PerpetualWonder: Long-Horizon Action-Conditioned 4D Scene Generation
Jiahao Zhan, Zizhang Li, Hong-Xing Yu, Jiajun Wu
TL;DR
PerpetualWonder tackles long-horizon action-conditioned 4D scene generation from a single image by introducing a Visual-Physical Aligned Particle (VPP) that tightly couples dynamics and appearance, enabling a true closed-loop with forward physics and backward neural refinement. A robust multi-view optimization initializes a full 3D scene and progressively leverages supervision from multiple viewpoints to resolve ambiguity, producing physically plausible and visually coherent sequences across time.
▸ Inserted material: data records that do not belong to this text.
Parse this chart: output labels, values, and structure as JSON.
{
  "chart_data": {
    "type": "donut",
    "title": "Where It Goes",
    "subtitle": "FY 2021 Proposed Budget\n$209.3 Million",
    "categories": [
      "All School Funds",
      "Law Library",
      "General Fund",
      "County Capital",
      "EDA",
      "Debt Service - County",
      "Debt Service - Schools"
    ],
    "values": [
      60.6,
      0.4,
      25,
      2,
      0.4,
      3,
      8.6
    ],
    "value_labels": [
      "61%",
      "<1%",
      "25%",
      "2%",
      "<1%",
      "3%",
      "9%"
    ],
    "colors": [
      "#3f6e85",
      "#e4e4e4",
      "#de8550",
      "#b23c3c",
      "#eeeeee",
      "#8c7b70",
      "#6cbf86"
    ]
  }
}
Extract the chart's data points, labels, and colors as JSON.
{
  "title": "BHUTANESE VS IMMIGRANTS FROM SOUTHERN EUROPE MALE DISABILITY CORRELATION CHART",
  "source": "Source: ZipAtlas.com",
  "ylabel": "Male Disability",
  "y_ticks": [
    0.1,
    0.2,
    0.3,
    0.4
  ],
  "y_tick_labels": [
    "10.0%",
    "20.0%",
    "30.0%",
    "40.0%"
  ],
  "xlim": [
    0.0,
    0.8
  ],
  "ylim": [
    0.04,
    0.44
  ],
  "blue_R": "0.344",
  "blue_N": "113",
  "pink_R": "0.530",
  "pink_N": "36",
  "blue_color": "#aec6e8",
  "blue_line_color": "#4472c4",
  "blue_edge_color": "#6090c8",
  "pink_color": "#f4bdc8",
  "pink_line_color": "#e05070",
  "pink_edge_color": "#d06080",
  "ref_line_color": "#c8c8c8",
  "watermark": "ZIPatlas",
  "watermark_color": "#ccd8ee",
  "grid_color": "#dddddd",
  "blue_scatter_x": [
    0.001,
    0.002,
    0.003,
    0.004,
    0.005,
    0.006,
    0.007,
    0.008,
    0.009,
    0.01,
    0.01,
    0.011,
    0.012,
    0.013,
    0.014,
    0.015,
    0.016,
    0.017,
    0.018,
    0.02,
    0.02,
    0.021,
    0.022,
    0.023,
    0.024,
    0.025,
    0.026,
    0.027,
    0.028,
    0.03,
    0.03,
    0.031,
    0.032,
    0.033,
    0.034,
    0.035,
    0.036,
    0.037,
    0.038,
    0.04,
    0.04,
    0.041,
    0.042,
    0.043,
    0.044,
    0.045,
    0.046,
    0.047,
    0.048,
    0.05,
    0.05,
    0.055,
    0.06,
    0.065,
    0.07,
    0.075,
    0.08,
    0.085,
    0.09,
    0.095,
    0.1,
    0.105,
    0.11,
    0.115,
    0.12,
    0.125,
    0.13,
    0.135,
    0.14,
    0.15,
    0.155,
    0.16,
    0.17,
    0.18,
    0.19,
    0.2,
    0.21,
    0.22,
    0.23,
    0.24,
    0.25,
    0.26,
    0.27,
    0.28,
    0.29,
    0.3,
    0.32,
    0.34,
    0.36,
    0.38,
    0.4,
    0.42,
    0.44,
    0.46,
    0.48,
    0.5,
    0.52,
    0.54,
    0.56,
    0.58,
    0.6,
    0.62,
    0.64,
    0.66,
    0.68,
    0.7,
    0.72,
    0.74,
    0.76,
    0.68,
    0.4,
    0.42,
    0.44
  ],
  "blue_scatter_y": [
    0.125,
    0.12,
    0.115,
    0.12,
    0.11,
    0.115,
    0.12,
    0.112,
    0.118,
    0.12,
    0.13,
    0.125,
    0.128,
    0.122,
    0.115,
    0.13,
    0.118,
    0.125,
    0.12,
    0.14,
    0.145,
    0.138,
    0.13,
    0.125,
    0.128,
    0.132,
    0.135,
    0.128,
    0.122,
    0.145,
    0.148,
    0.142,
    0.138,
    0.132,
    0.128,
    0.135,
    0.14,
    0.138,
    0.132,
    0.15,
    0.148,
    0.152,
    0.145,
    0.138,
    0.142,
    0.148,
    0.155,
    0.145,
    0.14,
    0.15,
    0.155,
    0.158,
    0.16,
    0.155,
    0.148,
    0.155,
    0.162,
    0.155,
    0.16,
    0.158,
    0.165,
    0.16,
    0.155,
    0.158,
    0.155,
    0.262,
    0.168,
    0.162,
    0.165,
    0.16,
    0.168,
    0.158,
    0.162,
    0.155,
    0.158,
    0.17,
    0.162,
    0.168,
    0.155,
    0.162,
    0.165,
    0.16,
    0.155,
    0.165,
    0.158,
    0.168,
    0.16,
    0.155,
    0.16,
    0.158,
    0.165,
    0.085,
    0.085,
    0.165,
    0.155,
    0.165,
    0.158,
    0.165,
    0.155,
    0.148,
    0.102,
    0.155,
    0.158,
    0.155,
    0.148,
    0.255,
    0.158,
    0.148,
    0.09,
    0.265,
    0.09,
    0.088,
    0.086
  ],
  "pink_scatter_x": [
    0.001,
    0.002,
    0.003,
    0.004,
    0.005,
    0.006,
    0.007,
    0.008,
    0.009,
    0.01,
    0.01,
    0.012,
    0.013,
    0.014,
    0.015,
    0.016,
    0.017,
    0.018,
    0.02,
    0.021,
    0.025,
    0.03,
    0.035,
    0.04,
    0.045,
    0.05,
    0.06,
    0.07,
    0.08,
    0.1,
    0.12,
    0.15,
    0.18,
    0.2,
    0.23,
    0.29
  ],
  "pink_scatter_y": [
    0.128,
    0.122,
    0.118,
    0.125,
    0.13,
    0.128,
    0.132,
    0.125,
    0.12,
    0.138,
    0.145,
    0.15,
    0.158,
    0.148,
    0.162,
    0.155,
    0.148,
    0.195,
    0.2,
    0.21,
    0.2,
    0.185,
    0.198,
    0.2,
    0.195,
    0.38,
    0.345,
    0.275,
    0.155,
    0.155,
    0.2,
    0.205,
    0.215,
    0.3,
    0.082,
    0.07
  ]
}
The approach yields superior performance over prior hybrid simulators and conditional video generators in terms of 3D consistency, controllability, and long-horizon stability, with strong user preference in realism evaluations. This work advances embodied AI and interactive virtual worlds by enabling long-horizon, action-conditioned dynamics that remain coherent under arbitrary viewpoint renderings.
Abstract
We introduce PerpetualWonder, a hybrid generative simulator that enables long-horizon, action-conditioned 4D scene generation from a single image. Current works fail at this task because their physical state is decoupled from their visual representation, which prevents generative refinements to update the underlying physics for subsequent interactions. PerpetualWonder solves this by introducing the first true closed-loop system. It features a novel unified representation that creates a bidirectional link between the physical state and visual primitives, allowing generative refinements to correct both the dynamics and appearance. It also introduces a robust update mechanism that gathers supervision from multiple viewpoints to resolve optimization ambiguity. Experiments demonstrate that from a single image, PerpetualWonder can successfully simulate complex, multi-step interactions from long-horizon actions, maintaining physical plausibility and visual consistency.